Le temps s'écoule de plus en plus entre deux albums de Jackson BROWNE qui, au milieu de sa soixantaine, semble penser qu'il est moins utile au paysage musical, que ses propos et sa voix sont moins essentiels, et pourtant. La pochette du nouvel album Standing in the Breach n'est pas bien réjouissante, mais elle garde un peu de la chaleur humaine qui, peut-être suivant la pensée de l'artiste, va de plus en plus manquer au fil de l'avancée du monde également. Bien sûr, les féministes vont dire que c'est intolérable, la femme devrait être devant et sans aucun besoin de contact physique avec un être en-dessous de tout, très loin d'un chat par exemple. Mais bon, c'est à l'image d'un homme-artiste qui a bien connu d'autres temps et qui demeure profondément aimable, même pour (dans le degré de rencontre extra-musicale à son minimum) ceux qui visitent l'abbaye-musée familiale de San Encino, tenue par son jeune frère Severin et où Jackson passe régulièrement.

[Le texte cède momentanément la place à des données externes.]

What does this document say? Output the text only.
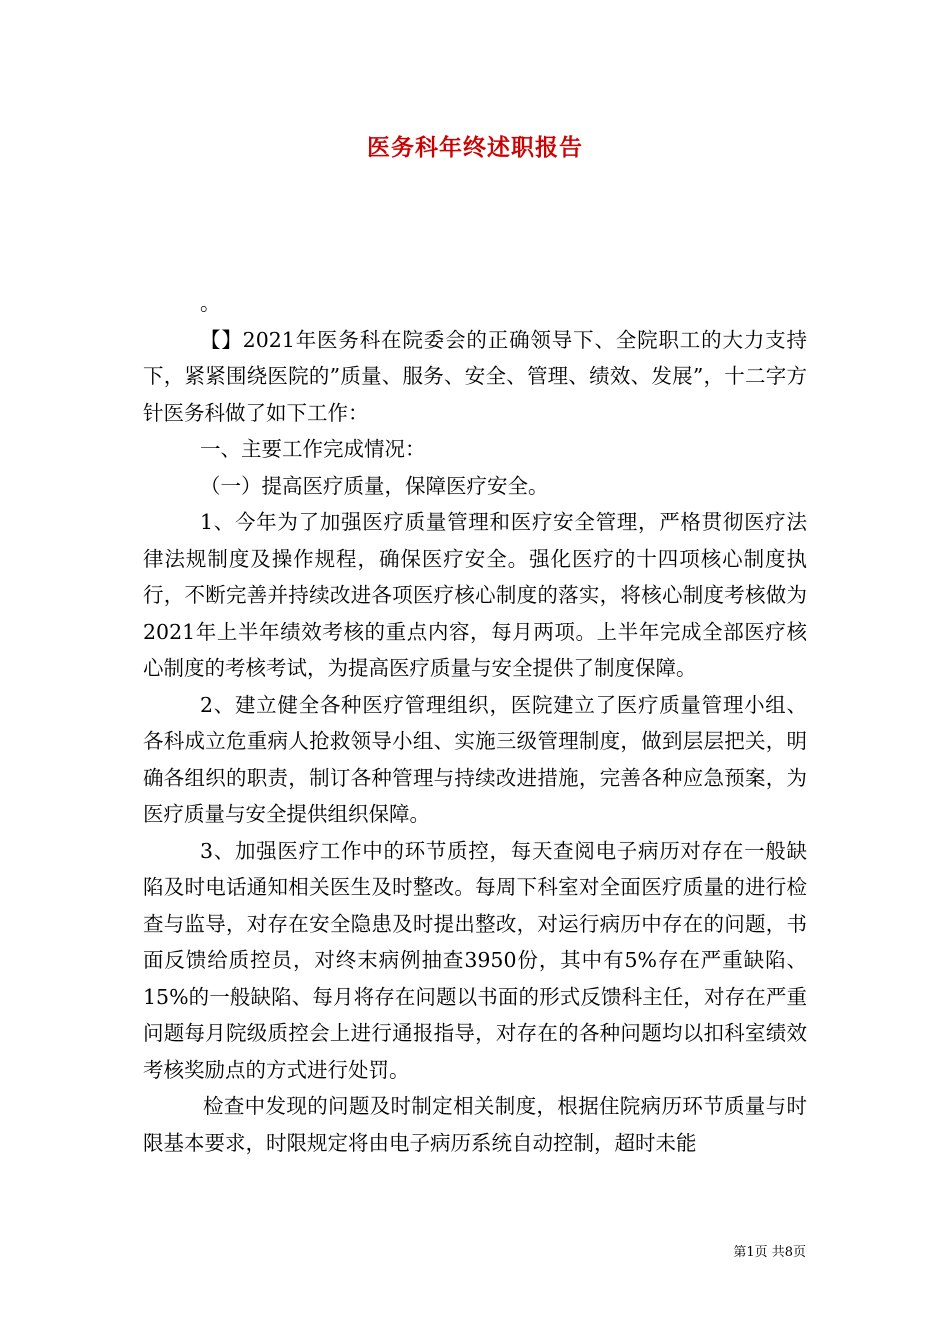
医务科年终述职报告

。

【】2021年医务科在院委会的正确领导下、全院职工的大力支持下，紧紧围绕医院的”质量、服务、安全、管理、绩效、发展”，十二字方针医务科做了如下工作：

一、主要工作完成情况：

（一）提高医疗质量，保障医疗安全。

1、今年为了加强医疗质量管理和医疗安全管理，严格贯彻医疗法律法规制度及操作规程，确保医疗安全。强化医疗的十四项核心制度执行，不断完善并持续改进各项医疗核心制度的落实，将核心制度考核做为2021年上半年绩效考核的重点内容，每月两项。上半年完成全部医疗核心制度的考核考试，为提高医疗质量与安全提供了制度保障。

2、建立健全各种医疗管理组织，医院建立了医疗质量管理小组、各科成立危重病人抢救领导小组、实施三级管理制度，做到层层把关，明确各组织的职责，制订各种管理与持续改进措施，完善各种应急预案，为医疗质量与安全提供组织保障。

3、加强医疗工作中的环节质控，每天查阅电子病历对存在一般缺陷及时电话通知相关医生及时整改。每周下科室对全面医疗质量的进行检查与监导，对存在安全隐患及时提出整改，对运行病历中存在的问题，书面反馈给质控员，对终末病例抽查3950份，其中有5%存在严重缺陷、15%的一般缺陷、每月将存在问题以书面的形式反馈科主任，对存在严重问题每月院级质控会上进行通报指导，对存在的各种问题均以扣科室绩效考核奖励点的方式进行处罚。

检查中发现的问题及时制定相关制度，根据住院病历环节质量与时限基本要求，时限规定将由电子病历系统自动控制，超时未能

第1页 共8页
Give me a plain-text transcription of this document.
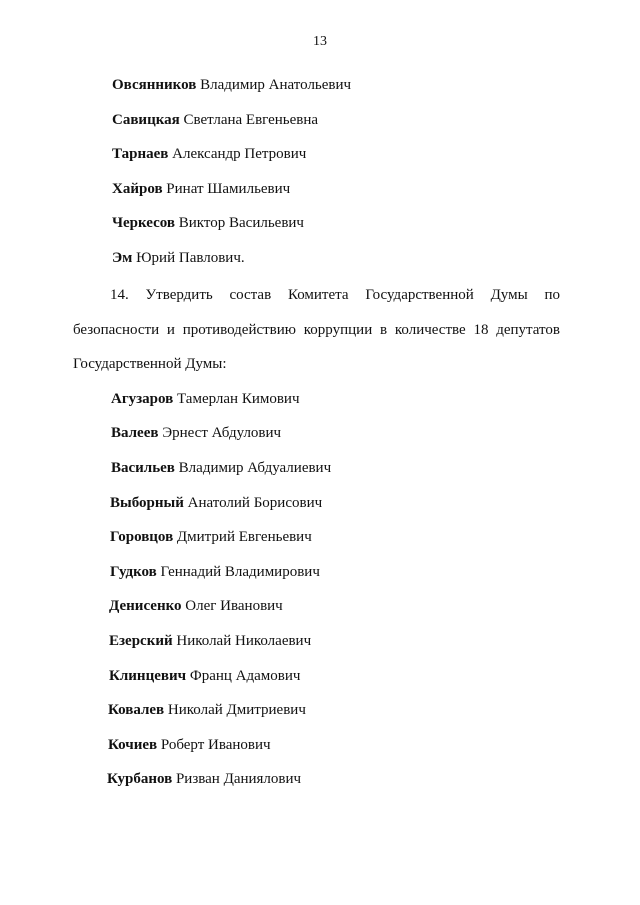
13
Овсянников Владимир Анатольевич
Савицкая Светлана Евгеньевна
Тарнаев Александр Петрович
Хайров Ринат Шамильевич
Черкесов Виктор Васильевич
Эм Юрий Павлович.
14. Утвердить состав Комитета Государственной Думы по
безопасности и противодействию коррупции в количестве 18 депутатов
Государственной Думы:
Агузаров Тамерлан Кимович
Валеев Эрнест Абдулович
Васильев Владимир Абдуалиевич
Выборный Анатолий Борисович
Горовцов Дмитрий Евгеньевич
Гудков Геннадий Владимирович
Денисенко Олег Иванович
Езерский Николай Николаевич
Клинцевич Франц Адамович
Ковалев Николай Дмитриевич
Кочиев Роберт Иванович
Курбанов Ризван Даниялович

L'album diffère de ses deux prédécesseurs car, bien que placé sous le signe de l'unité en termes de son, il ressemble à un collage de différentes idées au fil des rencontres, des musiciens employés. Déjà, ceux des années 2000 apparaissent en portion congrue et seulement sur "Here" qui passe pour le premier morceau enregistré chronologiquement avec encore McCormick, Goldenberg et Lewak, mais ce dernier est un peu plus présent au final sur la suite des réjouissances. Pour le reste, Bob Glaub, bassiste éminent, était déjà présent sur d'anciens enregistrements de BROWNE comme The Pretender (1976), on croise également des pointures comme Jim Keltner, Valentine McCallum, Greg Leisz. Et donc, toujours ce feeling nostalgique et en même temps très empreint du bon climat de Los Angeles, sans trop de variations, avec ce que cela comporte de positif et de négatif.
L'intro de "The Birds of St. Marks" est splendide avec ses arpèges crépusculaires, la petite lancée pop mignonnette soutient ensuite la voix désormais plus rauque de BROWNE, Leisz puis McCallum effectuent leur solo chacun. Cela sonne aussi plaisant que commun, idem pour "Yeah Yeah", ballade country bien faite avec de la belle galanterie dans les parties de guitare et piano. "Leaving Winslow" adopte le même style cowboy en plus léger, on valide, de même que "You Know the Night" (paroles de Woody GUTHRIE mises en musique par Jackson et Bob Wasserman) bien taillée pour la route ou encore la soul pépère et sensuelle de "Long Way Around", où BROWNE est rejoint par l'une de ses choristes habituelles, Chavonne Morris devenue Stewart. La plupart de ces titres laisse toujours autant de place aux musiciens, avec de quoi étirer les conclusions.
Alors que certains titres du début donnent l'impression que BROWNE a de nouveau collaboré avec les HEARTBREAKERS, Benmont Tench n'intervient réellement aux claviers que sur "If I Could Be Anywhere", ballade folk qui s'emballe subitement en assénant un rythme soul et des paroles politiques contestataires. De la belle ouvrage, avec un groupe de rêve (Tench, Keltner, la bassiste Tal Wilkenfeld jeune star du moment, Luis Conte, Jay Bellerose), un chanteur qui diversifie son ton de voix, plus prophétique par moments, et rejoint par dame Stewart ainsi que l'autre choriste des albums précédents, Alethea Mills. On apprécie encore leur présence à toutes deux sur "Which Side?", petite perle soul-rock avec chant en retenue nerveuse là encore, solo de lap-steel vibrant par Leisz... Une fois de plus, ce disque est bien réalisé, les chansons s'écoutent bien mais certaines, comme celle-ci, font davantage preuve d'inspiration d'un bout à l'autre.
"Walls and Doors" est une reprise anglicisée de l'artiste cubain Carlos VARELA, d'ailleurs présent aux côtés de BROWNE pour l'occasion et offrant quelques efforts de voix chamanique, du plus bel effet encore, même si rien de définitif. La ballade-titre "Standing in the Breach" s'étire longuement avec une construction prenante mais le constat reste le même. En revanche, "Here" en conclusion, duo avec Jonathan WILSON, a de quoi remporter tous les suffrages grâce à sa douceur et sa chaleur.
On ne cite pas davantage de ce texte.